Visceral Games ist kein Studio, dass von EA übernommen wurde. Sie gehörten schon immer zu EA. Ich bin auch niemand, der Entscheidungen seitens eines Unternehmens gerechtfertigt bekommen möchte. Nicht bei Videospielen. Aber in diesem Fall würde ich doch gerne etwas wissen wollen:



> Während des Entwicklungsprozesses haben wir das Spielkonzept mit Spielern getestet, auf Feedback gehört, was und wie sie spielen wollen, und grundlegende Veränderungen im Markt beobachtet.



Das mit dem Markt habe ich verstanden. Aber wer sind _diese Spieler_? _Wer _hat das getestet? Kann man dieses _Feedback_ irgendwo einsehen? Das kann und will ich so nicht glauben.


----------



## Spiritogre (18. Oktober 2017)

Es stimmt, was Elektrostuhl sagt, es gibt unendlich mehr Spieler als früher aber das sind eben zum Großteil andere(!) Spieler. 

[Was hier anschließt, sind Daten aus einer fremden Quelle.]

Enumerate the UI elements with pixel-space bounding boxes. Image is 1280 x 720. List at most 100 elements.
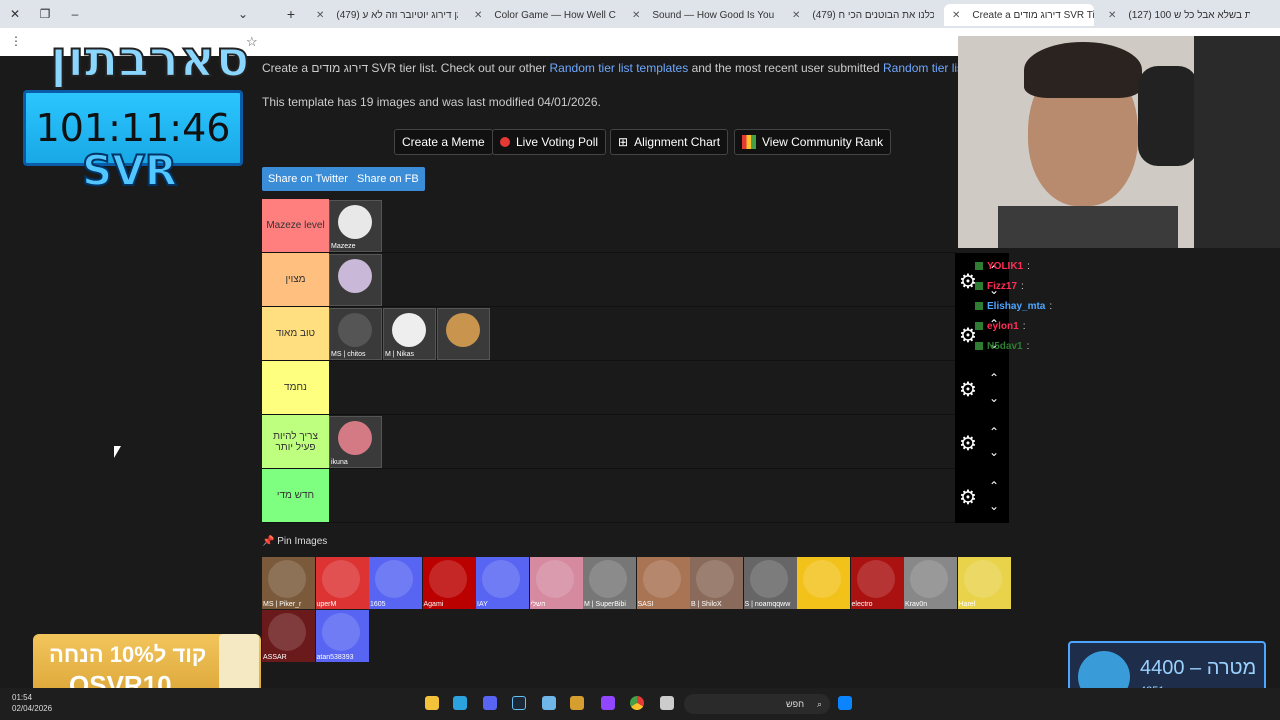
avatar xyxy=(338,205,372,239)
pin-image[interactable]: M | SuperBibi xyxy=(583,557,636,609)
tier-row[interactable]: טוב מאוד MS | chitos M | Nikas xyxy=(262,307,956,361)
move-down-icon[interactable]: ⌄ xyxy=(989,391,999,405)
tier-item[interactable]: ikuna xyxy=(329,416,382,468)
pin-image[interactable]: Harel xyxy=(957,557,1011,609)
close-window-icon[interactable]: ✕ xyxy=(0,7,30,21)
telegram-icon[interactable] xyxy=(453,696,467,710)
window-icon[interactable] xyxy=(660,696,674,710)
move-up-icon[interactable]: ⌃ xyxy=(989,425,999,439)
share-twitter-button[interactable]: Share on Twitter xyxy=(262,167,354,191)
tier-label[interactable]: נחמד xyxy=(262,361,329,414)
browser-tab[interactable]: ✕(127) 100 שעות בשלא אבל כל ש xyxy=(1100,4,1250,26)
pin-image[interactable] xyxy=(797,557,850,609)
move-up-icon[interactable]: ⌃ xyxy=(989,479,999,493)
taskbar-search[interactable]: חפש ⌕ xyxy=(684,694,830,714)
tab-list-icon[interactable]: ⌄ xyxy=(228,7,258,21)
tier-label[interactable]: טוב מאוד xyxy=(262,307,329,360)
pin-image[interactable]: Krav0n xyxy=(904,557,957,609)
color-grid-icon xyxy=(742,135,756,149)
close-tab-icon[interactable]: ✕ xyxy=(316,10,324,21)
record-dot-icon xyxy=(500,137,510,147)
restore-window-icon[interactable]: ❐ xyxy=(30,7,60,21)
chat-message: YOLIK1: xyxy=(975,256,1052,276)
browser-tab[interactable]: ✕ (479) אכלנו את הבוטנים הכי ח xyxy=(784,4,934,26)
tier-label[interactable]: צריך להיות פעיל יותר xyxy=(262,415,329,468)
pin-image[interactable]: ASSAR xyxy=(262,610,315,662)
gear-icon[interactable]: ⚙ xyxy=(959,485,977,510)
intro-text: Create a דירוג מודים SVR tier list. Chec… xyxy=(262,61,976,75)
chat-message: Elishay_mta: xyxy=(975,296,1052,316)
browser-tab[interactable]: ✕Color Game — How Well Can Y xyxy=(466,4,616,26)
tier-label[interactable]: מצוין xyxy=(262,253,329,306)
close-tab-icon[interactable]: ✕ xyxy=(474,10,482,21)
community-rank-button[interactable]: View Community Rank xyxy=(734,129,892,155)
chat-message: Fizz17: xyxy=(975,276,1052,296)
gear-icon[interactable]: ⚙ xyxy=(959,377,977,402)
menu-icon[interactable]: ⋮ xyxy=(10,34,22,48)
random-templates-link[interactable]: Random tier list templates xyxy=(550,61,689,75)
steam-icon[interactable] xyxy=(512,696,526,710)
close-tab-icon[interactable]: ✕ xyxy=(792,10,800,21)
tier-row[interactable]: חדש מדי xyxy=(262,469,956,523)
tier-item[interactable] xyxy=(437,308,490,360)
start-icon[interactable] xyxy=(838,696,852,710)
move-down-icon[interactable]: ⌄ xyxy=(989,499,999,513)
close-tab-icon[interactable]: ✕ xyxy=(952,10,960,21)
move-up-icon[interactable]: ⌃ xyxy=(989,371,999,385)
pin-image[interactable]: IAY xyxy=(476,557,529,609)
taskbar-clock: 01:54 02/04/2026 xyxy=(12,693,53,713)
alignment-chart-button[interactable]: ⊞ Alignment Chart xyxy=(610,129,729,155)
tier-row[interactable]: Mazeze level Mazeze xyxy=(262,199,956,253)
create-meme-button[interactable]: Create a Meme xyxy=(394,129,493,155)
gear-icon[interactable]: ⚙ xyxy=(959,431,977,456)
live-voting-poll-button[interactable]: Live Voting Poll xyxy=(492,129,607,155)
pin-image[interactable]: MS | Piker_r xyxy=(262,557,315,609)
tier-row[interactable]: מצוין xyxy=(262,253,956,307)
tier-label[interactable]: חדש מדי xyxy=(262,469,329,522)
avatar xyxy=(321,613,360,651)
new-tab-icon[interactable]: + xyxy=(276,6,306,22)
avatar xyxy=(338,421,372,455)
pin-image[interactable]: S | noamqqww xyxy=(743,557,797,609)
chrome-icon[interactable] xyxy=(630,696,644,710)
tier-item[interactable]: M | Nikas xyxy=(383,308,436,360)
pin-image[interactable]: 1605 xyxy=(369,557,422,609)
share-fb-button[interactable]: Share on FB xyxy=(351,167,425,191)
minimize-window-icon[interactable]: – xyxy=(60,7,90,21)
stream-chat: YOLIK1: Fizz17: Elishay_mta: eylon1: N5dav1: xyxy=(975,256,1052,356)
pin-image[interactable]: B | ShiloX xyxy=(690,557,743,609)
pin-image[interactable]: electro xyxy=(850,557,904,609)
tier-item[interactable]: Mazeze xyxy=(329,200,382,252)
colon: : xyxy=(1026,340,1030,352)
badge-icon xyxy=(975,282,983,290)
close-tab-icon[interactable]: ✕ xyxy=(1108,10,1116,21)
tier-item[interactable]: MS | chitos xyxy=(329,308,382,360)
chat-username: eylon1 xyxy=(987,320,1019,332)
browser-tab[interactable]: ✕(479) רוגן דירוג יוטיובר וזה לא ע xyxy=(308,4,458,26)
avatar xyxy=(535,560,574,598)
move-down-icon[interactable]: ⌄ xyxy=(989,445,999,459)
close-tab-icon[interactable]: ✕ xyxy=(632,10,640,21)
browser-tab[interactable]: ✕Sound — How Good Is Your Ea xyxy=(624,4,774,26)
pin-image[interactable]: Agami xyxy=(422,557,476,609)
tier-row[interactable]: צריך להיות פעיל יותר ikuna xyxy=(262,415,956,469)
file-explorer-icon[interactable] xyxy=(425,696,439,710)
template-info: This template has 19 images and was last… xyxy=(262,95,601,109)
avatar xyxy=(428,560,467,598)
tier-row[interactable]: נחמד xyxy=(262,361,956,415)
avatar xyxy=(392,313,426,347)
avatar xyxy=(268,560,306,598)
twitch-icon[interactable] xyxy=(601,696,615,710)
headphones-icon xyxy=(1138,66,1198,166)
discord-icon[interactable] xyxy=(483,696,497,710)
browser-tab[interactable]: ✕Create a דירוג מודים SVR Tier Li xyxy=(944,4,1094,26)
tier-item[interactable] xyxy=(329,254,382,306)
chat-username: Fizz17 xyxy=(987,280,1018,292)
notepad-icon[interactable] xyxy=(542,696,556,710)
app-icon[interactable] xyxy=(570,696,584,710)
pin-image[interactable]: uperM xyxy=(315,557,369,609)
pin-image[interactable]: SASI xyxy=(636,557,690,609)
pin-image[interactable]: atan538393 xyxy=(315,610,369,662)
tier-label[interactable]: Mazeze level xyxy=(262,199,329,252)
pin-image[interactable]: השלי xyxy=(529,557,583,609)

Und seien wir ehrlich, als LAN aufkam haben wir das auch regelmäßig für Multiplayer genutzt und Partys veranstaltet. Als Spielen über Internet möglich war haben wir das in jungen Jahren auch genutzt. Diese neuen Spieler sind mit diesen Möglichkeiten aufgewachsen und kennen es gar nicht anders. Und diese Onlinespiele binden nun einmal auch die Spieler, ähnlich, nur in viel größerem Maßstab, als es damals WoW gemacht hat. Da hat auch "jeder" monatelang WoW gezockt und kein anderes Spiel mehr gekauft. Genau das ist hier auch der Fall, wer täglich mehrere Stunden in einem einzelnen Spiel verbringen kann, das noch im Zweifel nicht nur Monate sondern gar Jahre lang, der kauft halt keine anderen Spiele, wozu auch!? 

Genau das ist das Problem der großen Singleplayer-Games, die verkaufen sich dann immer "nur" (von Ausnahmen abgesehen) um die 5 Millionen Mal. Dass bei dem meiner Ansicht nach größerem Erstellungsaufwand die Hersteller dann die weniger aufwendigen, reinen Onlinegames lieber haben, die ihnen nicht nur einmal sondern durchaus einen stetigen Geldfluss garantieren, ist verständlich.


----------



## TheQuestionPG (18. Oktober 2017)

Schaschlikschmuggler schrieb:


> EA ist ein Unternehmen und deren Ziel ist nun mal das Geld verdienen. Das ist bei allen Unternehmen so, vollkommen egal ob sie einem dabei dabei mit Slogans wie "It's in the game", "This is for the Players" oder "Hauptsache ihr habt Spaß" Kundeninteressen als oberste Priorität vorheucheln wollen, es geht immer nur ums Geld.
> 
> Multiplayerspiele ohne Story mit Lootboxen, DLCs, Mikrotransaktionen etc. bringen mehr Geld? Dann wird das logischerweise auch gemacht. Also zeigt nicht immer mit dem Finger auf die Unternehmen, denn letztlich sind die Kunden, die diesen Kram kaufen, daran schuld.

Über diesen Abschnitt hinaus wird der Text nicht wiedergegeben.